Roland Schmidt-Riese [1999?] além de mencionar os empréstimos lexicais referentes ao vocabulário de fauna e flora, alimentação e toponímia, afirma haver também interferências da língua Tupi nos campos estruturais; tais interferências são, muitas vezes, descartadas por não terem sido comprovadas em contexto colonial. Acerca da influência de outras línguas indígenas ao português, como as do Tronco Macro-Jê, as da Família Karíb, as da Família Aruák e Arawá, são poucos os estudos realizados e presume-se que sua presença na língua portuguesa seja menor, talvez, pelo fato de os jesuítas terem entrado, primeiramente, em contato com os índios Tupi, vindo a estudá-lo mais intensamente, a fim de apropriarem-se dessa língua para satisfazerem seus caprichos. Em geral, as línguas dos troncos e famílias não-Tupi também legaram ao português topônimos, embora em menor proporção que o Tupi.

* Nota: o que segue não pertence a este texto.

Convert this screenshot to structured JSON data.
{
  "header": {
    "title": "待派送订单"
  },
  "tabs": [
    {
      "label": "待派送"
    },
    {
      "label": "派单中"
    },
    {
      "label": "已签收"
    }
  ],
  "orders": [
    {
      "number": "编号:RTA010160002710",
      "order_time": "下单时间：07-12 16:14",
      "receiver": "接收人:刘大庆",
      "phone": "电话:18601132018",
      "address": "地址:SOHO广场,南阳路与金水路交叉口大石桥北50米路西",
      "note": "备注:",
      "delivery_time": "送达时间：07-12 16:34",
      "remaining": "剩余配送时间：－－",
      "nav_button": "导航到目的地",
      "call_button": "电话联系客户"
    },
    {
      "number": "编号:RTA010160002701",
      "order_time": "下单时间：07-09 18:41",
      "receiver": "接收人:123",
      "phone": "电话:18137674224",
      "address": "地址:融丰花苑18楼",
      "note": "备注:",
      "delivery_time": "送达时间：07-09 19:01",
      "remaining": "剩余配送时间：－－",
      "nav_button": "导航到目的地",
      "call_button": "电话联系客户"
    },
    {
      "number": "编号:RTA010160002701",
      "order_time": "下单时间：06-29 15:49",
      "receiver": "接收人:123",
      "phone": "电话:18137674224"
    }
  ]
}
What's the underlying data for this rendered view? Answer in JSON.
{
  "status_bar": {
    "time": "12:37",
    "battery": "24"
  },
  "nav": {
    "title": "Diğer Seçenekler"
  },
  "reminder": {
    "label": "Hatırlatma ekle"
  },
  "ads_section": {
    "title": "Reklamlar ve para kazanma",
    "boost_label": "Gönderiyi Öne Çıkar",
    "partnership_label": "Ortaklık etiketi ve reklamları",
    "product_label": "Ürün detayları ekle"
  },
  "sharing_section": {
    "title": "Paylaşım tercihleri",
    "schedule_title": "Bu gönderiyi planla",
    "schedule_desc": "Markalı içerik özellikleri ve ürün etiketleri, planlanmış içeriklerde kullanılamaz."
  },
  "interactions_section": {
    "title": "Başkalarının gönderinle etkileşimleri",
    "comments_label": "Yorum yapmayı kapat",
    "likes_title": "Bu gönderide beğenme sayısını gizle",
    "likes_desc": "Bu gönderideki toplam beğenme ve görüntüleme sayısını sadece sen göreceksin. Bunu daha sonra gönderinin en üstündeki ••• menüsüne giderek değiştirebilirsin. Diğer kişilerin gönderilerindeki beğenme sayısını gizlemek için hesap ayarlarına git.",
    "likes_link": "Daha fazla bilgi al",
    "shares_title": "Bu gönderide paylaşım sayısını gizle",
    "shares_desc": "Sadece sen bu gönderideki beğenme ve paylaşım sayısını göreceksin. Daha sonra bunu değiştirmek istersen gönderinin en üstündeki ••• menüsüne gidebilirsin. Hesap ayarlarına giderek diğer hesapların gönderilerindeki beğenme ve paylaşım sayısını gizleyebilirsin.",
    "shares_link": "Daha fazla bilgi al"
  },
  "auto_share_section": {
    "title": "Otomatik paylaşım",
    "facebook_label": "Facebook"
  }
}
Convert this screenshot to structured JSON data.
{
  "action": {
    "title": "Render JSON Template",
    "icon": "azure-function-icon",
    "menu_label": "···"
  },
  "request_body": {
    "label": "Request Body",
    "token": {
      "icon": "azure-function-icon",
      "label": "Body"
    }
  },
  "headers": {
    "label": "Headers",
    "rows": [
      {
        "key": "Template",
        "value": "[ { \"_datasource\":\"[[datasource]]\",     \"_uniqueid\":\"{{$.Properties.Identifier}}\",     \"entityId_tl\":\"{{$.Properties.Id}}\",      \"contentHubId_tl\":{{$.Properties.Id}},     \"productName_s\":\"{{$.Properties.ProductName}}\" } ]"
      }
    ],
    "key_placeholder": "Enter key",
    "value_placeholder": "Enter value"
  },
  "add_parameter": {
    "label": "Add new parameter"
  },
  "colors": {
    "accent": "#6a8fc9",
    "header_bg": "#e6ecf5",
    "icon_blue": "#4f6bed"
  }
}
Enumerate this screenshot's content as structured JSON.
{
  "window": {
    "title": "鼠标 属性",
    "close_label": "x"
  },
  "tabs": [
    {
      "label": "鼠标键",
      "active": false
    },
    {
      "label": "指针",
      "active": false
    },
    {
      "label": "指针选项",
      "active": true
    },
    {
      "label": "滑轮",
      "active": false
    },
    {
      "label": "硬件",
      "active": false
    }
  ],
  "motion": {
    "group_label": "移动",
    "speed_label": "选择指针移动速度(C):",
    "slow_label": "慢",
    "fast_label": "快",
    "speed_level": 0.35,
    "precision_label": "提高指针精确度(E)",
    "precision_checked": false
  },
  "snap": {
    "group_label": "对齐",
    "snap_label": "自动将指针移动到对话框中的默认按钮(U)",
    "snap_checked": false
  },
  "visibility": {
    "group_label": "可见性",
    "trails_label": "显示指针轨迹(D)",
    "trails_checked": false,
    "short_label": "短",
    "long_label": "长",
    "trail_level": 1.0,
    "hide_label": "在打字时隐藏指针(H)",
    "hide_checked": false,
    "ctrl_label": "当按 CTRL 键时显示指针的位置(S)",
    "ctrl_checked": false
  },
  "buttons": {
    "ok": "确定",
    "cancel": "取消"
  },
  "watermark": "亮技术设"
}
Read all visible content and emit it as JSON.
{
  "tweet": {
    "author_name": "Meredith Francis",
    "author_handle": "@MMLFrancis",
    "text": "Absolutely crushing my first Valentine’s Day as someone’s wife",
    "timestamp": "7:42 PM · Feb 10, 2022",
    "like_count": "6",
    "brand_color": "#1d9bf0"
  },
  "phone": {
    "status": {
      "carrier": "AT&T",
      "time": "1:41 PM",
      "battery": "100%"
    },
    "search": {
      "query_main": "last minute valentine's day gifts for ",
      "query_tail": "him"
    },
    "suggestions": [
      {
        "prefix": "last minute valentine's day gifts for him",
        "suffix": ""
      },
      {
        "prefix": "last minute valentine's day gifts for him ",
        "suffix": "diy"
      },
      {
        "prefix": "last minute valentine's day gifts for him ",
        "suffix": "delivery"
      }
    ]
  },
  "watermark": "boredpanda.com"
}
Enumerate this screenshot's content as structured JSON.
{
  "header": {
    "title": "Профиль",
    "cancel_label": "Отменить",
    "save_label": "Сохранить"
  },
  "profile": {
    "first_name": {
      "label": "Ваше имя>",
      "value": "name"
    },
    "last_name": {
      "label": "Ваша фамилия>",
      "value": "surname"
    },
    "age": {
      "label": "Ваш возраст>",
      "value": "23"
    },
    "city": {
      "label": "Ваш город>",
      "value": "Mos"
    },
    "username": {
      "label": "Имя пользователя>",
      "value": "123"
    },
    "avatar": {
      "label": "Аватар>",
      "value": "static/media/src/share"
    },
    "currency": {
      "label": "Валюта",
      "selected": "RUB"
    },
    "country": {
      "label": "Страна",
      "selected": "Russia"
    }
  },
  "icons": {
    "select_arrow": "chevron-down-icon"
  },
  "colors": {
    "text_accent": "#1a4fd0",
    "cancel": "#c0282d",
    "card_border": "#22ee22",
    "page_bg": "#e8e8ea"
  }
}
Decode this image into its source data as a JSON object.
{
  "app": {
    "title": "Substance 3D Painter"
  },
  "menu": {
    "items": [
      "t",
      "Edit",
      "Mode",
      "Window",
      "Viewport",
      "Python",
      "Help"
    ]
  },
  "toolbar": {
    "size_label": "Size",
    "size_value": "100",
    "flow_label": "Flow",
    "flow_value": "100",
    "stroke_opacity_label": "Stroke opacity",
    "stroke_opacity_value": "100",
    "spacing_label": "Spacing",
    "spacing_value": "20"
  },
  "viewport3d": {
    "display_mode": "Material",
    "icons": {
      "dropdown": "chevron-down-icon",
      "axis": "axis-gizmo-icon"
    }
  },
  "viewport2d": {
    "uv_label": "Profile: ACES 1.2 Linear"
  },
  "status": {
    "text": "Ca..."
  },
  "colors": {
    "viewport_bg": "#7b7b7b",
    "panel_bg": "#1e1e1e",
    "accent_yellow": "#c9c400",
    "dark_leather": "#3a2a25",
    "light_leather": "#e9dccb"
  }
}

Quanto às línguas das Famílias lingüísticas menores ao sul do Amazonas, às das Famílias Tukáno, Makú e Yanomámi e às das Línguas isoladas, não há registros de material científico acerca de suas contribuições, apesar de algumas delas terem contribuído na formação do léxico português, impossibilitando um estudo mais detalhado.
4 OS ÍNDIOS NA HISTÓRIA DO OESTE/EXTREMO OESTE CATARINENSE
Nesta seção, abordaremos o processo histórico de colonização e de ocupação indígena, bem como tentaremos rastrear quais línguas indígenas influenciam(ram) o léxico português do extremo oeste catarinense. Inicialmente, delinearemos a história do oeste catarinense, visto que esse é o caminho mais viável para se chegar à história do extremo oeste.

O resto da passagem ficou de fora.